2.  I haven’t been able to see that much about the reading/writing aspects of TPRS.  How does it work…do you simply “save” ideas from yesterday’s class, type it out, and then use it as a class reading?  Do the students then do writing activities that contain the new vocab but they add in original (in-bounds) words?
This is what I do.  I write the most important sentences on the board, then write it into a doc and print for the class (I also use novels).  We don’t do “writing activities”– because writing doesn’t teach people to write; reading does– but rather reading in lots of ways.
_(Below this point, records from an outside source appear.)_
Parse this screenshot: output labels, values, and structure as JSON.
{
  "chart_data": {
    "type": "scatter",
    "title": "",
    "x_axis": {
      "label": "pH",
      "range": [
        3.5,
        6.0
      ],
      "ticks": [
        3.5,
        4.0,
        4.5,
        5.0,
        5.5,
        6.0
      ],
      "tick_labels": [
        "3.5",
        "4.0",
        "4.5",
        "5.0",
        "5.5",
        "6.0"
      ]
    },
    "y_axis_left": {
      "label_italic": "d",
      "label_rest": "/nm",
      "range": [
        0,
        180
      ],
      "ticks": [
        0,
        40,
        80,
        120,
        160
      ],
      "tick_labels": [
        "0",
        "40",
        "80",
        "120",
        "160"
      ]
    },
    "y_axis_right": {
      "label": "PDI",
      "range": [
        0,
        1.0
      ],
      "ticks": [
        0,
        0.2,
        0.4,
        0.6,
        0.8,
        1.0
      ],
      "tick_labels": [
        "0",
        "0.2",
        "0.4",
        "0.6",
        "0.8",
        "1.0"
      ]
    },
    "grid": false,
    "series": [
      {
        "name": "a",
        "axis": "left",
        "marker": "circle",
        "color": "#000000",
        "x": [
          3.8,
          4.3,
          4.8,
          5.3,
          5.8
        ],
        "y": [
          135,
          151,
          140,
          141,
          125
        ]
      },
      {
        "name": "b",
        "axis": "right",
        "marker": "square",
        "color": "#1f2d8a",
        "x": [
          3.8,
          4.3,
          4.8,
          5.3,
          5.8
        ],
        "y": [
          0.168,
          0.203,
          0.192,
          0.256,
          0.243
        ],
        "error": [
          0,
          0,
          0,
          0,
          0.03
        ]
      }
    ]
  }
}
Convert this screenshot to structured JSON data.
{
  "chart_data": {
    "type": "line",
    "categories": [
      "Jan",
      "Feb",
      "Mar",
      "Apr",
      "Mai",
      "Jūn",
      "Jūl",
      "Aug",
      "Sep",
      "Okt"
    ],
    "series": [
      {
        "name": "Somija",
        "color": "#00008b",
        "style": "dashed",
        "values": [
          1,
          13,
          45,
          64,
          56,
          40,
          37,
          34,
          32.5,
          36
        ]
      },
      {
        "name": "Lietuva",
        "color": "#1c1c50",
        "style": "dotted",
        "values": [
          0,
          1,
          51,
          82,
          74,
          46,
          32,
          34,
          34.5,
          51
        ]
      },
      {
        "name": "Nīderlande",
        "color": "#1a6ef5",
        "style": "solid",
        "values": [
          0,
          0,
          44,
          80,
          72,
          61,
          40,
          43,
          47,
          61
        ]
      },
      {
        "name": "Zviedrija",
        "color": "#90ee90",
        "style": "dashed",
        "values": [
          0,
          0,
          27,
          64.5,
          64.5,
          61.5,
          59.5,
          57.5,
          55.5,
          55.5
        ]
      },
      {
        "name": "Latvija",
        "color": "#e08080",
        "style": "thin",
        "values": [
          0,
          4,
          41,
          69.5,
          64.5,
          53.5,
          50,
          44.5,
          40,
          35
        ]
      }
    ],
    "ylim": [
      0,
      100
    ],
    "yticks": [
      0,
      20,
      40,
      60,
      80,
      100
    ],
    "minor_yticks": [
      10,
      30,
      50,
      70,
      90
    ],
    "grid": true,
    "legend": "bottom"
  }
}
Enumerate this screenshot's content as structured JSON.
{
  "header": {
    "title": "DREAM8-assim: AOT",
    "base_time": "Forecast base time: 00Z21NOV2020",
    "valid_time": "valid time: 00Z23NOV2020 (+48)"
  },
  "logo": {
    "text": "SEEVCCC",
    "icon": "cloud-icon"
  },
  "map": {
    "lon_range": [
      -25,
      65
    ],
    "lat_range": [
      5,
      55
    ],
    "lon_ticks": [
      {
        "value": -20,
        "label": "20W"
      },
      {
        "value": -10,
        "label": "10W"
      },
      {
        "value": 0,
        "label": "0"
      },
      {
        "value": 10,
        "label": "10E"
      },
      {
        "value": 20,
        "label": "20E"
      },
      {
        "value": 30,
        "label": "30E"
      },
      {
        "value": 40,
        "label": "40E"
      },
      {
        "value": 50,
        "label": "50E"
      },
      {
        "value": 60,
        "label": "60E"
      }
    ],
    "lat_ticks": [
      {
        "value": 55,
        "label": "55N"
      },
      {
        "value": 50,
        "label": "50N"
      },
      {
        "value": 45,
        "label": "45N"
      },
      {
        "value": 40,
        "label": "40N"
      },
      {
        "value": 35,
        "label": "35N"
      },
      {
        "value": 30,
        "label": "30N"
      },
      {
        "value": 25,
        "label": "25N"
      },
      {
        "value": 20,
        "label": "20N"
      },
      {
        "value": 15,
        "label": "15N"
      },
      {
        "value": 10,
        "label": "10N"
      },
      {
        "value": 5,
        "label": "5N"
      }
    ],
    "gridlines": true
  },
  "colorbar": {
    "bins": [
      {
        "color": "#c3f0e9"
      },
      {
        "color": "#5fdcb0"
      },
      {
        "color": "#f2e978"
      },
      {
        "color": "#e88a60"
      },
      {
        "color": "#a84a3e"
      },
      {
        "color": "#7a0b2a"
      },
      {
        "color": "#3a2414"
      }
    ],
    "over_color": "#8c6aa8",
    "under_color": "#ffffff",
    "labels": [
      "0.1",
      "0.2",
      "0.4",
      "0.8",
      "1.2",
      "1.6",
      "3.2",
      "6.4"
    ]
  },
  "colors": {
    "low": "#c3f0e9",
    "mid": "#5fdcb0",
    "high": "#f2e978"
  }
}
We create a story together.  I type it up.  When it is handed out, we will do the following:
1. I read aloud and ask some questions (focus on slower processors).
2. The kids do volleyball translation.
3. The kids do a comic of our story.
4. If I am organised, I’ll write up some questions and the kids answer (find answer, copy, translate).
5.  We also do running dictation sometimes– loads of fun.
3.  Wondering how students show engagement during a 40-min class when the majority of time is spent on input.  Would this be maybe once every 3rd class?  Or am I missing something?  With elementary and primary students you do have to mix things up every 10 minutes or you lose them…if you could give me a sketch of how a few classes in a row would look I would greatly appreciate it!!
If you have a 40 min. class, I would do
1. a brief 5 min intro (date, time and weather).
2. ask a story but not for more than 10 min.  If they get fidgety change activity.
3. TPR for a brain break
4. Picturetalk or Movietalk (or you can do show-and-tell with stuff the kids bring in)
5. Modified persona especial is good (keep it short).
I look forward to your reply Chris!  I find this so intriguing based on how I felt at the end of each unit last year — we spent so much time on a unit but in the end, students really didn’t produce much!!  I felt something was missing.
Production is  not important.  Understanding is.  The more they hear and read, the more– eventually– they will be able to produce.